DAGMAR HOCHOVÁ

THE ACROBAT ON THE GLOBE OF LIFE

25. 11. 2011 - 8. 1. 2012

Retrospective of noted Czech documentarian and reporter Dagmar Hochová (born 1926), her work will concentrate on the fundamental line that has accompanied her entire production. The presented selection reminds us that she was Jaromír Funke´s student at the Public School of Graphics in Prague. She grew up and made friends with a generation that often kept evolving the stimuli of surrealism in a specifically Czech concept of suprarealism and anatomy of wonderfulness. Both her documentary and portrait photographs, and perceptions from street nooks, were flavoured by these concepts, and even by the absurd overtone of the contemporary socialist society and Prague of the 1950s through 1980s.

Exhibited photographs

Photographs from the exhibition opening

Photographer Dagmar Hochová belongs among the most noted Czech representatives of humanistic photojournalism. Most known from her production are photographs of children and old people, portraits of prominent personalities, reactions to political events of 1968, burials of Jan Palach or Jaroslav Seifert, as well as of the velvet revolution in 1989, and also photos from her travelling to Russia, Vietnam, France, Italy, Sweden and Slovakia.

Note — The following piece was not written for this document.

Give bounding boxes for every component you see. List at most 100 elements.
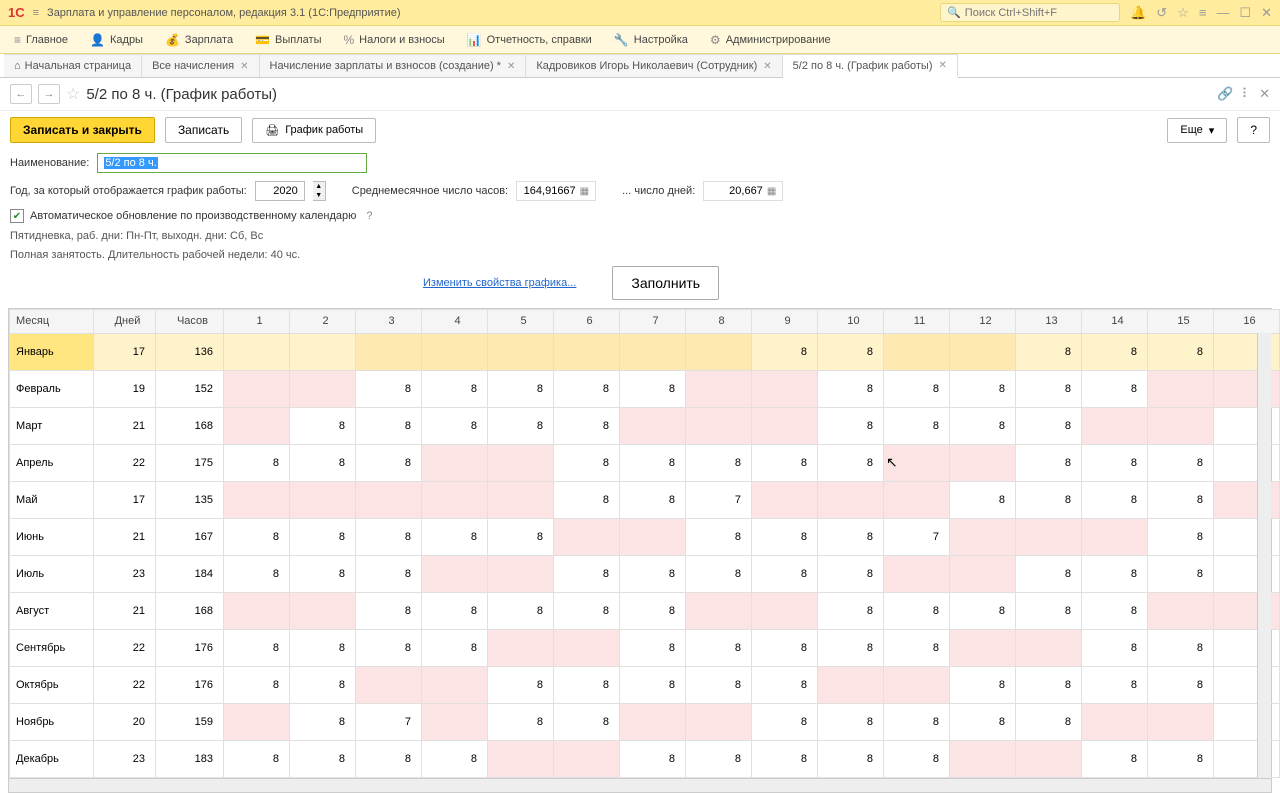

The exhibition of fifty photographs would like to show that Dagmar Hochová´s production was not formulated only by humanistic photojournalism, the example of Family of Man exhibition (1955), or the creation by Henri Cartier-Bresson, but also by friendship with visual artists and writers, Czech surrealistic tradition, in which she grew up, and the atmosphere of contemporary Prague. Apart from the snapshot photos that do not deny the mentioned ways out, we tried to monitor the not well-known and so far unexhibited line of Dagmar Hochová´s production. This photographer of children´s world naturalness, life and relationships among people, also took photographs of places without people, which are also filled by intensive human presence.  Found seclusions depict not only the poetry of the city, but also reflect important political events. Proximity with thinking of Jaromír Funke and other surrealists can be expressed itself in following children´s „graffiti“ on paving and walls of Prague houses, becoming addicted to the magic of Matthew Fair at the time when it was still on the Dejvice Vítězné square, and searching for poetics in seemingly insignificant moments of everyday life.

Tomáš Pospěch, curator of the exhibition


Represented photographs from collections

Death Globe
Personalities
1968
A couple
Matthew Fair
Vietnam
Vltava
Porta Portese
Power of Age
Ten, Twenty, Thirty, I am Going!


Dagmar Hochová

(married Reinhardtová) was born on 10 March 1926 in Prague to a family of a historian and publicist Karel Hoch, a clerk of a university library. In 1942-1943, and with an interval, when she was totally committed in Pragfilm in Barrandov, in 1945 – 1946 she again studied at Secondary Graphic School in Prague under Jaromír Funke and Josef Ehm. After she graduated from camera branch at Prague´s FAMU, she worked as a freelance photographer-reporter for magazines such as Vlasta, Kulturní politika, Literární noviny, and others, or Albatros publishing house. Between 1990 – 1992 she was a representative of the Czech National Board.

She concentrated on reportage photography, documentary photography and portraits for her whole life. She illustrated a number of books with her photographs. Her production arises from humanistic photojournalism tradition. She concentrated on systematic elaboration of several basic topics (children´s plays, the old, portraits of writers and artists). Next to that, collections of photos from travelling were emerging (Vietnam, 1961), Paris (1964), Rome (1965 and 1968), Sweden (1974), Russia and Ukraine.

In 1989 she had an extensive retrospective at the House at Stone Bell prepared by Marie Judlová. Her individual projects are mapped, above all, by these books: Ten, Twenty, Thirty, I am Going (Kuklik, 1994),  Curtain was Jerked by Time (Kuklik, 1995), Power of Age (Kuklik, 1996), End of Bread, Beginning of Pebbles (Torst, 2001), Ten, Twenty, Thirty, I am Going! (Fraktál and Moon by Day, 2009) and a retrospective publication Dagmar Hochová (Odeon, 1984) a Dagmar Hochová. Czech Photographer (Torst, 2000).